Imagine you have a bunch of toys that you want to organize in your toy chest. You know the toys come in different shapes and sizes, and you want to put them in the chest in such a way that they take up the least amount of space possible.
However, you don't know where to start, so you decide to use a strategy called "branch and bound." This strategy involves breaking up the problem into smaller sub-problems (i.e., "branches"), solving them one by one, and then tying them all back together (i.e., "bounding").
So, you start by taking one toy out of the pile and placing it in the chest. This gives you a starting point, but there are still many ways that the rest of the toys can be arranged around it. For example, you could put a small toy next to it or a large toy on top of it. The possibilities are endless.
To solve this problem, you need to create "branches" that represent all of the different possibilities for how the toys can be arranged around the first toy. In other words, you need to create a bunch of different "sub-problems" that each have the first toy already placed, but with different combinations of the other toys.

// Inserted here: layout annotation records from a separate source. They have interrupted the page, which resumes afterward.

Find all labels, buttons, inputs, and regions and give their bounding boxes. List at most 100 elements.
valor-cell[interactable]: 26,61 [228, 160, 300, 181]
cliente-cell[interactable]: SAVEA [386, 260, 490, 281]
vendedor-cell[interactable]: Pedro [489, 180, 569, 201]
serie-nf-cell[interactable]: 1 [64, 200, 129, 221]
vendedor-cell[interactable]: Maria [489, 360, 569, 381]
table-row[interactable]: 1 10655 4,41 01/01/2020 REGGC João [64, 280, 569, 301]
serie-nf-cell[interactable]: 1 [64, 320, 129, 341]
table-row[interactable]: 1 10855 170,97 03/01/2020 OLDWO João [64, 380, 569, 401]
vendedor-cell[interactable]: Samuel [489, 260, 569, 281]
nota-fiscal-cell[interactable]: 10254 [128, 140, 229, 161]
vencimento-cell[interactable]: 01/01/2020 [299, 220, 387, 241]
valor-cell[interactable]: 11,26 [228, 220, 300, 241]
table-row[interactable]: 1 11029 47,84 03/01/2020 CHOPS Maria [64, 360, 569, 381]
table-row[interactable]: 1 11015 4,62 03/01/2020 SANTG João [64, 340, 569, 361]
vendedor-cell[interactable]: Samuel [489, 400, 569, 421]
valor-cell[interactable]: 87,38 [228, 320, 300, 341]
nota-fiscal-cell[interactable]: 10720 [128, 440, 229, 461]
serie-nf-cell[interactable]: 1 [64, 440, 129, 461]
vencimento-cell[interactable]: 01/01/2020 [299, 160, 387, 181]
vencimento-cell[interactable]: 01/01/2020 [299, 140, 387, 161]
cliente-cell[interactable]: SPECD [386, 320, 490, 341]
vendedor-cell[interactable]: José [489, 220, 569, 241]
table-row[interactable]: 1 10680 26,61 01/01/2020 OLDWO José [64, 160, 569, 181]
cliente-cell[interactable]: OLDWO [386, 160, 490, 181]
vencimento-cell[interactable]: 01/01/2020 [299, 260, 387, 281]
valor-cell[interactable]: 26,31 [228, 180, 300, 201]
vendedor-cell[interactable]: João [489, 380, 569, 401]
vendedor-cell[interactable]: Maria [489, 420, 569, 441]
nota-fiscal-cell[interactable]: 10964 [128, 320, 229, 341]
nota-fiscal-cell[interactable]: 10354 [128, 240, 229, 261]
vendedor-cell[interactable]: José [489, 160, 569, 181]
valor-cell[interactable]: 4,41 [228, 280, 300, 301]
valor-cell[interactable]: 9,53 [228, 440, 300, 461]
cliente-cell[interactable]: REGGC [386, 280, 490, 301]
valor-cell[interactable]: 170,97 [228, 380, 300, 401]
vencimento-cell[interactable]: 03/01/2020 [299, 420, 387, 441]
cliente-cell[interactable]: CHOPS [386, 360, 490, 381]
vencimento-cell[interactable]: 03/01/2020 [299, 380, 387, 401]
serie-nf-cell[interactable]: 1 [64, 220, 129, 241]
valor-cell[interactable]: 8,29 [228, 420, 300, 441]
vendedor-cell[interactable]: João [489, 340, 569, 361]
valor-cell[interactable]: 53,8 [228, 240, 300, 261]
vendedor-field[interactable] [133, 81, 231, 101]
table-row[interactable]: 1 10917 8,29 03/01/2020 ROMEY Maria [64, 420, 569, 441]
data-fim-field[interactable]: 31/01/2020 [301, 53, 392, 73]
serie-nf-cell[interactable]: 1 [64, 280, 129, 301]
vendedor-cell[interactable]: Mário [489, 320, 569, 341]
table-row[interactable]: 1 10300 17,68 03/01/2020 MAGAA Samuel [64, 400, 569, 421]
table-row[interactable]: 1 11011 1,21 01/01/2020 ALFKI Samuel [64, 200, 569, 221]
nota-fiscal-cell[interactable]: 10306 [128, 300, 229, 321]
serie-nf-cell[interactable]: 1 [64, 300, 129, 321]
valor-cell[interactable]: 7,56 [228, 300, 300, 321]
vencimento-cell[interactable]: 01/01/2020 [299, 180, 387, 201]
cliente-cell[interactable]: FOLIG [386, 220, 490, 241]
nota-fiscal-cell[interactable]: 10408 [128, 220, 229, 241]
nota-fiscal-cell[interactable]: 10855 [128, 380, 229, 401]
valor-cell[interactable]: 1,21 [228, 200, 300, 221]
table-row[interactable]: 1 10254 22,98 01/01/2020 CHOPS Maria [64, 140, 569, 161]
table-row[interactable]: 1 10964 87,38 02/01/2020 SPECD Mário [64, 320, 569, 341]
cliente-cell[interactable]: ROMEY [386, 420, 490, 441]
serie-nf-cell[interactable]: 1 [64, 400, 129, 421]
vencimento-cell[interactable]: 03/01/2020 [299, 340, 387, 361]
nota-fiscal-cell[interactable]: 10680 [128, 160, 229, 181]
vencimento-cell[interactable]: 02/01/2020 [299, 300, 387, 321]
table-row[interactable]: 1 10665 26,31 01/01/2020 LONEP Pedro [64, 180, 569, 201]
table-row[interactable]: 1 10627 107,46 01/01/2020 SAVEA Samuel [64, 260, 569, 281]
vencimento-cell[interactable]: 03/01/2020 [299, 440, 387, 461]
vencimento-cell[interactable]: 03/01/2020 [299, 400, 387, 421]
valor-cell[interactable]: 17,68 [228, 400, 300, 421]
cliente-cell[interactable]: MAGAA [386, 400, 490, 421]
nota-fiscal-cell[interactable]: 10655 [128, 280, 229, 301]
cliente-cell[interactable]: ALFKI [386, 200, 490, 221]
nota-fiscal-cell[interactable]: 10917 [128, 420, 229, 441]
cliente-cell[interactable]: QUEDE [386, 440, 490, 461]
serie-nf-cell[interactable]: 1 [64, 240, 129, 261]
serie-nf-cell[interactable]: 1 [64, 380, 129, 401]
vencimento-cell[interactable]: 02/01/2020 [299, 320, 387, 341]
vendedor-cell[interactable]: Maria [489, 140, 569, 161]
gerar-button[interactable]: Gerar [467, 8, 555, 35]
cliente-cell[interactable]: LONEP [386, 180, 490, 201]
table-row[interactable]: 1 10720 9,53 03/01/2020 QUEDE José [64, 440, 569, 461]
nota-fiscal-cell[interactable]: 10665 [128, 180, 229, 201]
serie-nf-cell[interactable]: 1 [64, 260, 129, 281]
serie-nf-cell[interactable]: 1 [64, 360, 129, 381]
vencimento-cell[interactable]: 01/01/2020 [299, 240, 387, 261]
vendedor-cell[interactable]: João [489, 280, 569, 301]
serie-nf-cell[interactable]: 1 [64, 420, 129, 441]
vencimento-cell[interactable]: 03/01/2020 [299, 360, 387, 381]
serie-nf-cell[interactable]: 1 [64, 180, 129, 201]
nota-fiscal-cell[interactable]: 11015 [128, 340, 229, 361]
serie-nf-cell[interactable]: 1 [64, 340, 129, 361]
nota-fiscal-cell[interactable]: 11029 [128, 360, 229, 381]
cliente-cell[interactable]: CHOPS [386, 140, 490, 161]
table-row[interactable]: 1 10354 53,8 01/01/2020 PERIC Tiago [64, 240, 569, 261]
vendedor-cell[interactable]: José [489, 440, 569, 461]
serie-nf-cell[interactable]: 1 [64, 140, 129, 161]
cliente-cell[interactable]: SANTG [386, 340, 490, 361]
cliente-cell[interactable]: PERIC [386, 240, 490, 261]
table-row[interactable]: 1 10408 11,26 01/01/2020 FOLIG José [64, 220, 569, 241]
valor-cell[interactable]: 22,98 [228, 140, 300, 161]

Once you have created all of the different branches, you can start solving each sub-problem one by one. This involves putting more toys in the chest and trying out different arrangements until you find the best one.
As you go through each sub-problem, you keep track of the best solution you have found so far, and use that to "bound" the problem. This means that you eliminate any sub-problems that could not possibly lead to a better solution than the one you have already found.
For example, if you have found a solution that takes up 50% of the space in the chest, any sub-problems that would take up more than 50% of the space can be eliminated because they are not better than what you already have.
Finally, when you have solved all of the sub-problems, you tie them all back together by selecting the best solution from each branch and comparing them to find the one that takes up the least amount of space.
In summary, branch and bound is a clever technique for solving complex problems by breaking them down into smaller sub-problems, solving each one individually, and then combining them back together to find the best solution. It's like putting toys in a toy chest, but with a lot more math involved.